America has seen unprecedented quantities of cheap natural gas flood the markets over the last ten years, so much that it is now the marginal price setter for electric power. This cleaner burning fuel has replaced thousands of gigawatts of coal-fired power stations, is being liquefied and exported overseas, yet still, there are decades of supply available from America’s vast shale reserves. If only market fundamentals drove prices – it would be great.
So which companies are going to benefit in the long term from this lull in prices?
Most organizations I speak with are buying energy by fixing prices forward for a few years in the hope prices rise. Others are continuing with one or two-year strategies, block and index, seasonal strips, even index floating.
Not one energy consumer I have spoken to so far in North America applies a process to correctly manage a commodity like energy. Most see low prices as continuing forever. So spending time on improving controls and setting up processes to ensure they have protection from both rising and falling prices – is not worth the effort.
And so it was 350 years ago. It was almost a hundred years after that proverb that the Great Fire of London occurred in 1666. Starting from a fire in a bakery in pudding lane, it decimated London and took five days to put out. The very next year, the world’s first insurance company was born – but by then of course, the horse had already bolted.
The point is, only the smartest energy consumers investigate and start a process before the storm.
Since pioneering energy price risk management for consumers in Europe over 17 years ago, I have seen several large cycles of energy price volatility, but the only organizations who came out the other side better off with their energy procurement were the ones who recognized they needed more than a supplier’s market report or a broker guess to navigate one of the most volatile global commodities.
In US markets, price creep has already started.

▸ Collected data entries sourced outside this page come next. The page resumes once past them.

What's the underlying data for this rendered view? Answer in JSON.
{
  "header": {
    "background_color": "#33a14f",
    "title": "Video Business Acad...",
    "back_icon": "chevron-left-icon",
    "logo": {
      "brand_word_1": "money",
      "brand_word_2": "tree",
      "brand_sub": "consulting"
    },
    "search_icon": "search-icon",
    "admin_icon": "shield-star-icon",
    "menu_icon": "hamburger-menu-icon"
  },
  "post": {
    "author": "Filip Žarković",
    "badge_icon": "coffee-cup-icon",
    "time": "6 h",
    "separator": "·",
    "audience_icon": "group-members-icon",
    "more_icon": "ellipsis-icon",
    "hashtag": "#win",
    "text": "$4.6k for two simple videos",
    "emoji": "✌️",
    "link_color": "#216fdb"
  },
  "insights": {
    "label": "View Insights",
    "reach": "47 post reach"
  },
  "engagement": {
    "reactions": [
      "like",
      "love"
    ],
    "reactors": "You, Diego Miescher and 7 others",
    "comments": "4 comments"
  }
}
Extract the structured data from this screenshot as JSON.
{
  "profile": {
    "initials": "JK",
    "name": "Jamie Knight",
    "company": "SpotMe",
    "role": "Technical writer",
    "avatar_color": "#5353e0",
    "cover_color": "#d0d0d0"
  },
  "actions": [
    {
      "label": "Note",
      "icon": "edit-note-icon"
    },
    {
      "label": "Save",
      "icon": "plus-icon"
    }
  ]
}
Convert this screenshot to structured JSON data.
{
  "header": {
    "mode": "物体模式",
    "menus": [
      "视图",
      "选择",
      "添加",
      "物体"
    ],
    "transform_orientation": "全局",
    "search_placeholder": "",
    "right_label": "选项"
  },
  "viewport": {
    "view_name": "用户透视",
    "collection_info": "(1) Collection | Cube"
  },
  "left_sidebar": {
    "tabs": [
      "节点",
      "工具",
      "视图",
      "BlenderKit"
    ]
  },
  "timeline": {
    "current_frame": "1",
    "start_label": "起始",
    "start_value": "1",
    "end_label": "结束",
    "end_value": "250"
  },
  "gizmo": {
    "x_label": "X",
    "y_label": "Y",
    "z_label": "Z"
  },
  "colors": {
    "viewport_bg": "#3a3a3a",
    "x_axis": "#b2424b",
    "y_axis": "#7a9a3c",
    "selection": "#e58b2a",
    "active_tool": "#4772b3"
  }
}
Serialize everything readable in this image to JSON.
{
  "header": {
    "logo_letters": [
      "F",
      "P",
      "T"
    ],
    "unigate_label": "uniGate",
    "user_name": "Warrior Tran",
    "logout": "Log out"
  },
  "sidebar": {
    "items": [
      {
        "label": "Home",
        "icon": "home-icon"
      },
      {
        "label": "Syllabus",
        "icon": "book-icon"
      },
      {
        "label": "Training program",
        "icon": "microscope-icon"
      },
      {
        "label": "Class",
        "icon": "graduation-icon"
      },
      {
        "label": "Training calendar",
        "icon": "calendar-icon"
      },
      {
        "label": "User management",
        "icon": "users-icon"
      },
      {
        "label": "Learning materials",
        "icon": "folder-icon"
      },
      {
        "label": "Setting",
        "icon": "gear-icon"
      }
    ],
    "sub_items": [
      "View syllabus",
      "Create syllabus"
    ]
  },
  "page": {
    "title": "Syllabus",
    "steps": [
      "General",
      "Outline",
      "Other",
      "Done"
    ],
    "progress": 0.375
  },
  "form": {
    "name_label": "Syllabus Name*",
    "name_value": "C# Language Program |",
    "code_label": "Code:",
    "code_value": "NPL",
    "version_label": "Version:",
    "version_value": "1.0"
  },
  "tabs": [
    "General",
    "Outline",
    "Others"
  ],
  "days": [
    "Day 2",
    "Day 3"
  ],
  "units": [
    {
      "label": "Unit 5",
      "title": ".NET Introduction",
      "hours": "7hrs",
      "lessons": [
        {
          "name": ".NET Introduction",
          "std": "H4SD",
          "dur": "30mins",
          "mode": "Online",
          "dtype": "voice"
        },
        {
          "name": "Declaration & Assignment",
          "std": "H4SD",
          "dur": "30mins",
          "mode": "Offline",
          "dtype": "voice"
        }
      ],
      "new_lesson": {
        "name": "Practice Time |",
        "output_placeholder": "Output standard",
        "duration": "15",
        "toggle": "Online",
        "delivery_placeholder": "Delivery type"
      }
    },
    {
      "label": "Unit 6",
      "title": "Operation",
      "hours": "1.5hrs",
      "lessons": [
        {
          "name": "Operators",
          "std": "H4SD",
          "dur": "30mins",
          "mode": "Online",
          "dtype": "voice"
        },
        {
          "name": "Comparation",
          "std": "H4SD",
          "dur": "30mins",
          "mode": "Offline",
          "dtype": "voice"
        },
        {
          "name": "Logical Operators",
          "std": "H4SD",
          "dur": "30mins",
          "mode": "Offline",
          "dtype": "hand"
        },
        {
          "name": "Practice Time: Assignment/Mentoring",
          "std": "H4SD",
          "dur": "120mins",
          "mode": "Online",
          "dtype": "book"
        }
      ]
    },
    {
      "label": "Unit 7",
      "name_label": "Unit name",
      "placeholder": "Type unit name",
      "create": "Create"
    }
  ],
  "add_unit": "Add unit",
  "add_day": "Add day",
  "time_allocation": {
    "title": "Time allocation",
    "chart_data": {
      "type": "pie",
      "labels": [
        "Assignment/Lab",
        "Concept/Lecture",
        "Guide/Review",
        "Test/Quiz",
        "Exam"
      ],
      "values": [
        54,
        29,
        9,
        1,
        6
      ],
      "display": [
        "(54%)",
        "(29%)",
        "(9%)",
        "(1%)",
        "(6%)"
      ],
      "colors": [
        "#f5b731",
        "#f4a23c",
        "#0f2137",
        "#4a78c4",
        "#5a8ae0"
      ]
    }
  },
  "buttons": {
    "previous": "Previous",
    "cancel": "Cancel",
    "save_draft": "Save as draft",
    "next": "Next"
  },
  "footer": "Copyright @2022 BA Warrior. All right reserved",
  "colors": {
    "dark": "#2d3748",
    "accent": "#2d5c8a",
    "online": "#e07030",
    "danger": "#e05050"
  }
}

Natural gas was $1.63 d/th 18 months ago – it is over $3.00 d/th today. A $5m spend on natural gas, just became a $9.2m spend and $4.2m hole to fill in the bottom line. But that probably still doesn’t hurt enough yet. It probably won’t be until the fire has started that energy professionals and their CFO’s come looking for a solution to energy price risk management – by then, much of the damage will have already been done.
Vervantis provides consumers with the same techniques utilized in a bank or supplier.
Value at Risk calculations is run daily to measure and manage risk correctly. Physical supply contracts are negotiated to allow transactions to be made flexibly. A governance process is wrapped around everything and detailed in a risk policy and sourcing strategy. In this way, CFOs can allocate capital to managing energy price risk in the same way they allocate it to other areas of the business – with clarity and certainty.
The best part though is that this insurance policy doesn’t cost a cent more than traditional sourcing processes – so there is nothing foolish about that.